A consulting company working with Fortune 500 companies decided to develop and market software that would enable it to increase revenue, margins, and shareholder value. In the early stages of development, the intention was that the software would be sold as a perpetual license product. Based on this decision, management concluded that the appropriate treatment of the costs incurred to build the licensed software would be accounted for using the standard of Costs of Software to be Sold, Leased, or Marketed. However, in the late stages of development, as the company was finalizing the product for launch and beginning negotiations with customers, it decided to launch the product as a hosted subscription and use a software-as-a-service (SaaS) revenue model. The company successfully launched the new software product.
When the company changed the delivery method of the software by switching to a SaaS model, they didn’t revisit how costs were capitalized. The company accounted for software development costs as if the product was sold via a license, rather than under a SaaS model. Capitalized software was new accounting territory and they weren’t aware that the revenue model underlying the sale of the software determines the accounting standard to be followed for capitalization.
During Wolf & Company’s ongoing communications with the client regarding the status of the software development, the Wolf team was made aware of the change in the revenue model. They noted that the company was not applying the Internal-Use Software accounting standard as required for a SaaS revenue model.
The Wolf team informed the client’s CFO of the relevant accounting standards on software revenue recognition and capitalization, and provided clarifying guidance on the intricacies of the standards. Wolf also provided accounting policy disclosure excerpts from publicly-traded companies as further guidance regarding disclosures and industry practices.

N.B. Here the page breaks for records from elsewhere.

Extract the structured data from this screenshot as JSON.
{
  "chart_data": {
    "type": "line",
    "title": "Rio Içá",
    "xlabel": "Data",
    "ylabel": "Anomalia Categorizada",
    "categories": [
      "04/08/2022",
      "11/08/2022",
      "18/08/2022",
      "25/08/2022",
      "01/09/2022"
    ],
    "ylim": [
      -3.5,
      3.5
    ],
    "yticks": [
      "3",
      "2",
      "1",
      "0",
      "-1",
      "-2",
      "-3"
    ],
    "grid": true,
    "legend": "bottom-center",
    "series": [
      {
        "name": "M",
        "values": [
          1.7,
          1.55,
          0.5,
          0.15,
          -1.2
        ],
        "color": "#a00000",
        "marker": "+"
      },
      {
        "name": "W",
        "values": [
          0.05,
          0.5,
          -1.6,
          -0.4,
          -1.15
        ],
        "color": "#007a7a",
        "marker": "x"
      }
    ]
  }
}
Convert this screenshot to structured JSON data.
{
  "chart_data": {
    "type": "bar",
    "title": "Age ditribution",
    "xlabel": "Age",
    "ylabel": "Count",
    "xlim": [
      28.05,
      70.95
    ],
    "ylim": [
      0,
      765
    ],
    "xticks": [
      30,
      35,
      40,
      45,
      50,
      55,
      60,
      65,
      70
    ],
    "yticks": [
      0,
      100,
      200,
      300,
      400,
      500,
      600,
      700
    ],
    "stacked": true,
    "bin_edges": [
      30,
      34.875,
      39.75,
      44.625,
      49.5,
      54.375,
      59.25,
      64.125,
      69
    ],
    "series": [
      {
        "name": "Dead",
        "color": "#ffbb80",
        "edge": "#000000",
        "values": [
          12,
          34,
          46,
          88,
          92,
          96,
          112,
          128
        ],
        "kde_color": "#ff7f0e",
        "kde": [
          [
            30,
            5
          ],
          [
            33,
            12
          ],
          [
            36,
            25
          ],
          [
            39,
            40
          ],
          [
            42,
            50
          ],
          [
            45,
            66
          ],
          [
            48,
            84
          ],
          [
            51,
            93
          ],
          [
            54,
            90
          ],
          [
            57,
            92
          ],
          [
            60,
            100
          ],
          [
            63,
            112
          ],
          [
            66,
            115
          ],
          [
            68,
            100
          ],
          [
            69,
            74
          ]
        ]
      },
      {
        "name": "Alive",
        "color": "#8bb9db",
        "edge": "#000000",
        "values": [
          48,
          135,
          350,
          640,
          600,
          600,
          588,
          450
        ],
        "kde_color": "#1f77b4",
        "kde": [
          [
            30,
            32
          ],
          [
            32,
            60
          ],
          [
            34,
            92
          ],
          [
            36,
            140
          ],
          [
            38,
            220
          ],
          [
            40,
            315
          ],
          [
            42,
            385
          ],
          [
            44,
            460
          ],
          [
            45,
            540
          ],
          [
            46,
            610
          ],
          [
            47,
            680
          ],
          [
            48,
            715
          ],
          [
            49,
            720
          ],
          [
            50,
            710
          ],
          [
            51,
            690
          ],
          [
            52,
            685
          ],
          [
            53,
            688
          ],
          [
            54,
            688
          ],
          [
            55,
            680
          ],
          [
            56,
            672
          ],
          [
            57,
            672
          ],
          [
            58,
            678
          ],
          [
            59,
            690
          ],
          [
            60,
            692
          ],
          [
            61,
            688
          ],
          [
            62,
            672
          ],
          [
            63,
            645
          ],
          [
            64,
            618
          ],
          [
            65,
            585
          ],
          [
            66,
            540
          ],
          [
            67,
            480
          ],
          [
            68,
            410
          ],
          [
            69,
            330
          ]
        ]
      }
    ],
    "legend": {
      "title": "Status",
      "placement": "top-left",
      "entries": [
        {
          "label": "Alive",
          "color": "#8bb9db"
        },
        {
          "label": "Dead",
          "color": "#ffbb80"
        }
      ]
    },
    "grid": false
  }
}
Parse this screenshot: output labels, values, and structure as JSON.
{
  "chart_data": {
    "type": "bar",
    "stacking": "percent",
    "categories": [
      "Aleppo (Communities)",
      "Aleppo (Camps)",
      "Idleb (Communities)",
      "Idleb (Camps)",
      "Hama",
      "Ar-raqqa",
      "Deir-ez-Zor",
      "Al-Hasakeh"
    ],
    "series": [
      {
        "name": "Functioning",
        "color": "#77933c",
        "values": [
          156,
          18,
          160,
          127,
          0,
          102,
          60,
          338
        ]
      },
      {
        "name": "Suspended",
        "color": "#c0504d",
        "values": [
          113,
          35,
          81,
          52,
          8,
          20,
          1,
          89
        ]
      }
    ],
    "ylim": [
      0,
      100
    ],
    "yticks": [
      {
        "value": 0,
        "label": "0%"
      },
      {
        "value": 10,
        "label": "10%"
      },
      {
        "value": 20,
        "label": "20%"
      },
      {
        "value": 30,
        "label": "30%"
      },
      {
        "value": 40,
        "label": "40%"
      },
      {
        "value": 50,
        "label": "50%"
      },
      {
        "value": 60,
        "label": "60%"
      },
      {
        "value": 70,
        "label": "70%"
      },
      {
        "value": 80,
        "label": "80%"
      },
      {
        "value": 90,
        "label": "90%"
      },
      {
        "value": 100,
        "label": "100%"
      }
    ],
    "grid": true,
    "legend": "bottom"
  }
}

Because of Wolf’s expertise with software accounting issues and its consultative service style, our team was able to help the client’s CFO transition a consulting firm into the software industry. By capitalizing software development costs under the appropriate standard and including proper accounting policy disclosures, the company can now build accurate business forecasts and withstand the rigors of due diligence on such costs as it relates to any future sale of the business.